For April the Putnam Community Food Pantry held every first Thursday of the month is being cancelled. St. Monica’s Catholic Church in Palatka hosts the monthly event.
Don’t believe everything you see on Facebook. Latest fake news is the Florida Fish and Wildlife Conservation Commission is fining people for fishing. It isn’t so. They are enforcing the rule that people in boats must stay 50 feet apart. That comes with a fine for those who don’t obey the rules. Some people reportedly have been breaking the rules about distance and having no more than 10 to a boat. A sandbar at Browns Landing in Putnam County has long been a popular spot for gatherings especially for younger people and reports are a number were there Sunday. Expect FWC to be watching that closely.
Boat ramps continue to be open in St. Johns and Putnam counties. Flagler County parks are closed but some boat ramps are open. That should continue as long as people obey social distancing rules although some parking areas are reportedly crowded with people in cars and that could lead to problems.
A St. Augustine High School’s head athletic trainer has been arrested for allegedly filming a female student changing clothes. Darrell Andrew Crews, 38, was arrested Sunday and made bail on Monday. Superintendent Tim Forson said he was “appalled by the behavior of Mr. Crews.” He’s recommending termination of Crews. The victim, now an adult, was filmed several times. Crews recently sent her a screen shot asking if she knew about the photo. He later ended up sending her 25 text messages asking her to get rid of the photo and tell no one. She informed authorities.
Putnam County’s coronavirus count Monday went up to 13 people infected with the virus. The latest is a 50-year-old Palatka woman. Flagler County has 14 and St. Johns County 56. Testing is available but only if people show symptoms. Those include symptoms of fever, cough and shortness of breath.

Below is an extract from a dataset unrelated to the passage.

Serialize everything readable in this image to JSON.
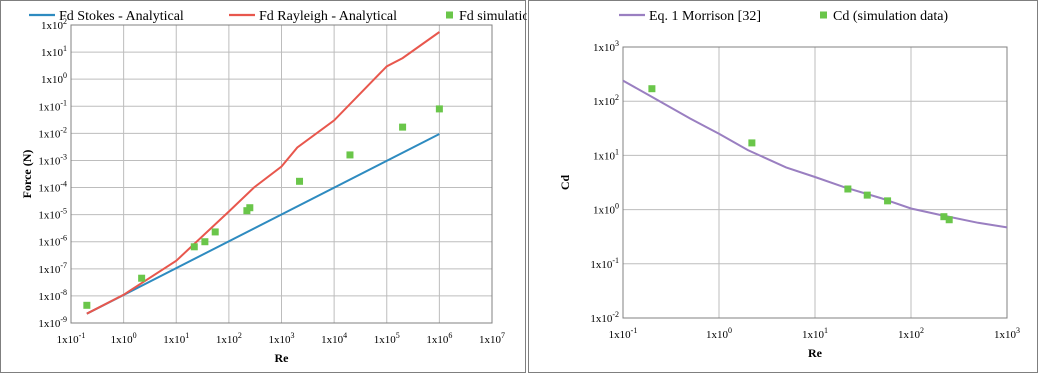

Also, being around someone diagnosed with coronavirus and being 65 plus years old, having underlying health conditions and being a health care worker or first responder.
Stacey Manning, who was county attorney for Putnam County, has a new job. He’s deputy county attorney for Volusia County and is in DeLand. Manning was hired in 2015 in Putnam and served as interim county administrator for part of that period. After repeated disagreements with Commissioner Jeff Rawls, Manning turned in his resignation in March of last year. A county attorney hired after him also quit and the post is waiting to be filled permanently.
Farmers are among those feeling the sting from coronavirus concerns. County Line, the very popular vegetable stand on the Putnam-St. Johns line, is closing as of today. Owners Brad and Kelly Bland made the decision reluctantly but say it’s in the best interest of employees, customers and their health. “Corn will be ready soon, so we’ll certainly be back,” wrote the family in a Facebook post. They’ve been in business 54 years and this is only the second time they’ve closed. The first was in 1983 when a hard freeze killed produce. Other stands have or are closing with farmer’s markets in St. Johns taking a hard hit now that public gatherings are curtailed. For blueberry farmers in the Putnam and Alachua areas the coronavirus is leaving them uncertain what to do. Many u-pick-‘em operations will have to make a decision in the next month as the berries ripen. The annual Bostwick Blueberry Festival set for the end of April was canceled several weeks ago.